This year marks 100 years of Black History Month. Here are 7 must-know women that have shaped not just Black History, but the entire Black Radical Tradition.
Ella Baker
Ella Baker was a key strategist and organizer of the Black freedom movement from the 1930s-1960s. She mentored the Student Non-Violent Coordinating Committee and a whole generation of organizers in the tactics of grassroots organizing and movement building.
Ida B. Wells
Ida B. Wells was a teacher and journalist whose research, writings and speeches exposed to the world the brutal reality of U.S. lynchings. A life-long crusader, she challenged discrimination on the railroads and help- ed found key Black women’s organizations.
Gloria Richardson
Gloria Richardson was drawn into the Civil Rights Movement by her daughter in Cambridge, Maryland, in the early 1960s.
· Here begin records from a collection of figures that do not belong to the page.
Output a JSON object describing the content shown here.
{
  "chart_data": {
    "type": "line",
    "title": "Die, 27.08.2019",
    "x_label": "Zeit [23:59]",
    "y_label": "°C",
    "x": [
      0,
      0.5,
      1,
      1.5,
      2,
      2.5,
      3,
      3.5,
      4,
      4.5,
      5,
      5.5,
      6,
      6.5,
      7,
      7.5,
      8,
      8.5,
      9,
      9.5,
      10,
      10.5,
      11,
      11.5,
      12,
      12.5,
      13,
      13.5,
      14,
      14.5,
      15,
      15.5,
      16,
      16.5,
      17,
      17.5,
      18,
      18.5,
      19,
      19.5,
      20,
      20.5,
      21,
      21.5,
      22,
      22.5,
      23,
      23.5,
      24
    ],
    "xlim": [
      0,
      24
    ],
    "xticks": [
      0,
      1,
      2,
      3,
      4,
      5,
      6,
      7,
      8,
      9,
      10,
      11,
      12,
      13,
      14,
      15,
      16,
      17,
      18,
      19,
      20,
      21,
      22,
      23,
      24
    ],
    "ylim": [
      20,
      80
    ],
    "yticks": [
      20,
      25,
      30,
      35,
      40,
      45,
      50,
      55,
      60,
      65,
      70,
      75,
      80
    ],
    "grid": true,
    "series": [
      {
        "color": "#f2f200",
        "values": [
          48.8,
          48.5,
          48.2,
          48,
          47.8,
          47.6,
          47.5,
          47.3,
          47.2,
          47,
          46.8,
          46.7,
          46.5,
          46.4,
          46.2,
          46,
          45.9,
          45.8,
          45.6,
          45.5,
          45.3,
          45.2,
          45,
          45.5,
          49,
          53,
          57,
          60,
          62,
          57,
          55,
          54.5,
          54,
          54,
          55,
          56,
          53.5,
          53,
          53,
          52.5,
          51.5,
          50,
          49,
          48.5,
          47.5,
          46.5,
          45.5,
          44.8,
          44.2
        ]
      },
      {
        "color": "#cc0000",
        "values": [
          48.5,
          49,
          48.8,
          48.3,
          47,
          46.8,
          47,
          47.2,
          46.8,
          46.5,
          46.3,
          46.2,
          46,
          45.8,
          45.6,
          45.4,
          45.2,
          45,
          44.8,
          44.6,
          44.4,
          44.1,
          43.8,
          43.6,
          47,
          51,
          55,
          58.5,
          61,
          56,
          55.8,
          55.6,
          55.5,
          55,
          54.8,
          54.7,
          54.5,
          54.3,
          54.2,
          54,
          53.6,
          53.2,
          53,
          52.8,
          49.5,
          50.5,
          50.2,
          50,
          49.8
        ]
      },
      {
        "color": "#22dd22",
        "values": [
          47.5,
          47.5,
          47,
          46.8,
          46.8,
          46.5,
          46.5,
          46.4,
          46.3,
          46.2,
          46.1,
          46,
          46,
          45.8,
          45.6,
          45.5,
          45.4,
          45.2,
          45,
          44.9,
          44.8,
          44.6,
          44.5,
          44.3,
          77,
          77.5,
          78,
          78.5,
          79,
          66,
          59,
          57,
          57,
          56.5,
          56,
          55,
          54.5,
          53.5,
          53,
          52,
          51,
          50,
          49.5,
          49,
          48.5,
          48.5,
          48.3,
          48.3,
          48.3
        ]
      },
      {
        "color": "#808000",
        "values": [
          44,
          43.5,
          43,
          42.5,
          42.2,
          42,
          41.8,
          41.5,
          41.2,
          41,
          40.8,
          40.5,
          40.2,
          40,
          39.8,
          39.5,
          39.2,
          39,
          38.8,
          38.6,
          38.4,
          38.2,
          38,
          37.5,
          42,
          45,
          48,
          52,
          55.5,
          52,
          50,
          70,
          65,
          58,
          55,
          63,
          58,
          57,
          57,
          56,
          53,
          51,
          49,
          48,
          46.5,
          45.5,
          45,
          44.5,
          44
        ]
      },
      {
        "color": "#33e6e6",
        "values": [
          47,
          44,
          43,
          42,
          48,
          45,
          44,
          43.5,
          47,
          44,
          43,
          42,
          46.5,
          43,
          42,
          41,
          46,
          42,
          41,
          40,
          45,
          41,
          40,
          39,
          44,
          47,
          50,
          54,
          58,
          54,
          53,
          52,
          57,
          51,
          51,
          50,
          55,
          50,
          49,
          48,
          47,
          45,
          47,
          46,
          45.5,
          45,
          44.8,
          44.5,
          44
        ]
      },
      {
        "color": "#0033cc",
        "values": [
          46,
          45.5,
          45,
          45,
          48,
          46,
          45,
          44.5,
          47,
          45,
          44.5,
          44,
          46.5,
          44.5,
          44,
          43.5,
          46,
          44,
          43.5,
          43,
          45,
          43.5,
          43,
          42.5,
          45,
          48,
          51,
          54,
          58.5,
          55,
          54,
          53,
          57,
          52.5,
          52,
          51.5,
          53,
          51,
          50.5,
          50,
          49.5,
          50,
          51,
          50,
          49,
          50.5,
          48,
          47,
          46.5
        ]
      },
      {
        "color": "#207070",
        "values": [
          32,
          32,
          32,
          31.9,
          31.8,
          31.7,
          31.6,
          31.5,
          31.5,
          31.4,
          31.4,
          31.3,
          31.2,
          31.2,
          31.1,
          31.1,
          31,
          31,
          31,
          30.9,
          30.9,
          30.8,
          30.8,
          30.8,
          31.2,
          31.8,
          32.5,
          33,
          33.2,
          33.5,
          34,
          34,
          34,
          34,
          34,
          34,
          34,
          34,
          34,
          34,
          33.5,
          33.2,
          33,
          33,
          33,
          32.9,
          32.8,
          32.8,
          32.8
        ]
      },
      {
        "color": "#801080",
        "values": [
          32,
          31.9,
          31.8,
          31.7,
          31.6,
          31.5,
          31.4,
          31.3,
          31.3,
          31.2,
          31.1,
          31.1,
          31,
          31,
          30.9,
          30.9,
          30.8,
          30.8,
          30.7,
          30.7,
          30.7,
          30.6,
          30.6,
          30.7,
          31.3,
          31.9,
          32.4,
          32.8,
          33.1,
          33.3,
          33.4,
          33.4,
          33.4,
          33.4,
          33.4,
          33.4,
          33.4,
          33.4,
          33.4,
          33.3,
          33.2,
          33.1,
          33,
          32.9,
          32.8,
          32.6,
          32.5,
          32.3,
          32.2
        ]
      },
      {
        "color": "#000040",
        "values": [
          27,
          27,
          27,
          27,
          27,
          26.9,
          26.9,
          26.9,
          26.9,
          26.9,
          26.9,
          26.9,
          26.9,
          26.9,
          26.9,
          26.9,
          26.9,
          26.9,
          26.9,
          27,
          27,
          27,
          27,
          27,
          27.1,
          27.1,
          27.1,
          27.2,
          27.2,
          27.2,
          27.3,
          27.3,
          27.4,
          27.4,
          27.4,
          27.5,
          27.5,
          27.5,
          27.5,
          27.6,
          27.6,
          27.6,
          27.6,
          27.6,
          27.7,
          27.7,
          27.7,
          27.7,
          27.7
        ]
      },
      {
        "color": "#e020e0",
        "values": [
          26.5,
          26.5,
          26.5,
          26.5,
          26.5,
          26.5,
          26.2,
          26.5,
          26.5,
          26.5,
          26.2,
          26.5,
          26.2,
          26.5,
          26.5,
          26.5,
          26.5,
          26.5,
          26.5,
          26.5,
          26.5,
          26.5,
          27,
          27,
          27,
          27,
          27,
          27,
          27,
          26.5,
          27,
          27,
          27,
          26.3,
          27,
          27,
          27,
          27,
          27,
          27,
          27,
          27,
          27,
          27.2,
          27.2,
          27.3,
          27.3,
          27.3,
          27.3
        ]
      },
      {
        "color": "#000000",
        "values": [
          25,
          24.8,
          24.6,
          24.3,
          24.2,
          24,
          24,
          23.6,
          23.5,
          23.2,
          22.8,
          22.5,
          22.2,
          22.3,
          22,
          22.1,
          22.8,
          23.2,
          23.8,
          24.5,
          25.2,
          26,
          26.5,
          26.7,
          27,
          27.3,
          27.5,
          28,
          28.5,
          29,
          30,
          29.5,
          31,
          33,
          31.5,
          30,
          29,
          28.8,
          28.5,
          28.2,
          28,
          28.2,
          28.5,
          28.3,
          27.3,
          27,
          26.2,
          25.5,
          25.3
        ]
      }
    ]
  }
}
Leading the fight against segregation, she became increasingly militant, calling for mass self defense against racist violence, and serving as a transitional figure to Black Power.
Audre Lorde
Audre Lorde was an artist and activist who self-described as a “Black, lesbian, feminist, mother, poet, warrior.” Lorde’s writing and speeches revealed in sharp clarity how various forms of oppression were inter- connected, and therefore the liberation struggles to overcome them must be as well.
Fannie Lou Hamer
Fannie Lou Hamer was a rural Mississippi plantation worker who became an instrumental leader of the Freedom Summer voting rights initiative of 1964. Leading a challenge against the all-white Democratic Party, her powerful and blunt denunciations of racism spoke for millions.
Queen Mother Audley Moore
Queen Mother Audley Moore was the granddaughter of slaves in Louisiana. She left for Harlem in the 1920s, becoming a leader in the Garveyite Movement. In the Communist Party for 17 years, she organized rent strikes and for the Scottsboro Boys’ freedom. She then became a leading pan-Africanist and Black nationalist, serving as a mentor to a generation of Black Power revolutionaries and championing the fight for reparations.
Assata Shakur
Assata Shakur was a member of the Black Panther Party and Black Liberation Army, falsely convicted of murder, who then escaped prison and lived in exile in Cuba until her death in 2025. Her story and her writings continue to serve as an inspiration for today’s revolutionaries.